JANDA merupakan julukan yang diberikan bagi wanita yang tidak lagi bersuami, baik karena cerai maupun karena ditinggal mati oleh suaminya.
Pria maupun wanita yang telah menikah kemudian berpisah, baik disebabkan karena karena perceraian maupun kematian adalah berstatus sama. Sayangnya, janda kerap dipandang sebagai sosok negatif.
Kaum janda seringkali ditempatkan sebagai wanita pada posisi yang rendah, lemah, tidak berdaya dan membutuhkan belas kasih sehingga dalam kondisi sosial budaya seringkali terdapat ketidakadilan.

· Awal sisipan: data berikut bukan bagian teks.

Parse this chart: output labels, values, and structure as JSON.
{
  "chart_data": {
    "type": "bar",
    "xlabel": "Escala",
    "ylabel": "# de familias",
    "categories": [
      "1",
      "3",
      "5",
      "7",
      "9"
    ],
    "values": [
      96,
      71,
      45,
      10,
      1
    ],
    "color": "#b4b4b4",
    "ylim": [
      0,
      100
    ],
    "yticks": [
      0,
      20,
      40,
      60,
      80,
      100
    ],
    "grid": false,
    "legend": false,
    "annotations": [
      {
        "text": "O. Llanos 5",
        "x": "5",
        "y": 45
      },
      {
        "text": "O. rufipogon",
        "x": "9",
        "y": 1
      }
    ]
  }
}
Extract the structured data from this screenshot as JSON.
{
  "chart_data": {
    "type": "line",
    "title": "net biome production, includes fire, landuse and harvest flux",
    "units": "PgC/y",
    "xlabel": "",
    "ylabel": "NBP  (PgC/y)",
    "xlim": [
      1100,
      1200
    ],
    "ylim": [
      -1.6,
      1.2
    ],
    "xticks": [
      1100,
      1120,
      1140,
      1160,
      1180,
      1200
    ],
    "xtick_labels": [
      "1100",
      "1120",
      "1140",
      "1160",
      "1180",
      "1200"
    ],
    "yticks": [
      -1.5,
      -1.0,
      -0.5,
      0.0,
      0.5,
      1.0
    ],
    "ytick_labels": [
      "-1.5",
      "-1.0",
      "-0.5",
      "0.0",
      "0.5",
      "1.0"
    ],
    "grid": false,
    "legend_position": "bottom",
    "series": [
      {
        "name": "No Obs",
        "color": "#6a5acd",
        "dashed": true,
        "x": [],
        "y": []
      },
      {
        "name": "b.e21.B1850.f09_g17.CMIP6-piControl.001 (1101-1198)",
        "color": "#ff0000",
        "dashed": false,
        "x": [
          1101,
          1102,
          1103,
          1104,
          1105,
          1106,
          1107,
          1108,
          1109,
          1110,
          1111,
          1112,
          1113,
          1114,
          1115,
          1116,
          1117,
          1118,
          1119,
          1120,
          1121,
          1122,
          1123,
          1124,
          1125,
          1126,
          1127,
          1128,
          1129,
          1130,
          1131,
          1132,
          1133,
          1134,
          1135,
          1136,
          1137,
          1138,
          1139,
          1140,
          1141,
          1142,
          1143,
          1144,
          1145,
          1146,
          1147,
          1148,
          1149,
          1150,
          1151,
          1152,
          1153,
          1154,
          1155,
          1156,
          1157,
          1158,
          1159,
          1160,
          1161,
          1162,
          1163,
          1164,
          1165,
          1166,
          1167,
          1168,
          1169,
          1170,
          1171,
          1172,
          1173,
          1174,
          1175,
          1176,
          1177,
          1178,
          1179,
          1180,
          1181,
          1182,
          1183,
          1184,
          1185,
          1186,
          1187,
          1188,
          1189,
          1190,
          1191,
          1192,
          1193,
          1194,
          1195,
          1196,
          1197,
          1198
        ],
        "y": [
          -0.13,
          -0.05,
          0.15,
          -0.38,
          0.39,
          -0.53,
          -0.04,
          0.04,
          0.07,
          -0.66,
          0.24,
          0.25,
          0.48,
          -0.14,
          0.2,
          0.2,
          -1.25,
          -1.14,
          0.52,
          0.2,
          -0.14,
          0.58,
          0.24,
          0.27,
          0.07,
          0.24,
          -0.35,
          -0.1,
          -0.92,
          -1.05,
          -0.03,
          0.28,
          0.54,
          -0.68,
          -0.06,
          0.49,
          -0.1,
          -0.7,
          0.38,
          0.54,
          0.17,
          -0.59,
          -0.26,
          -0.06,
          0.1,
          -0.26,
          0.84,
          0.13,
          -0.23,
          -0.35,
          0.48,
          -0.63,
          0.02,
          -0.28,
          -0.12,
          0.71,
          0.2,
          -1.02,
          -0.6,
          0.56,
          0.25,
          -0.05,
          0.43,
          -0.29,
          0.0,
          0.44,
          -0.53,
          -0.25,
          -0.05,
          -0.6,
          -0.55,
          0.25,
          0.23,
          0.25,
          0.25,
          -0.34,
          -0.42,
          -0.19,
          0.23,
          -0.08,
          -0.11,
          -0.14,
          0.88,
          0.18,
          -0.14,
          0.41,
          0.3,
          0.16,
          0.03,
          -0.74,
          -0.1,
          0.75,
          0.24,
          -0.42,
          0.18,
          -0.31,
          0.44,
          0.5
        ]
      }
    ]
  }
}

Baca Juga: Wanita Jadi Janda dalam 3 Menit, Bagaimana Kisahnya?
Psikolog Diana Mapro UG menjelaskan, pernikahan dini di Indonesia semakin meningkat setiap tahunnya. Menurut penelitian pernikahan dini merupakan salah satu faktor yang peningkatannya berbanding lurus dengan terjadinya perceraian dini.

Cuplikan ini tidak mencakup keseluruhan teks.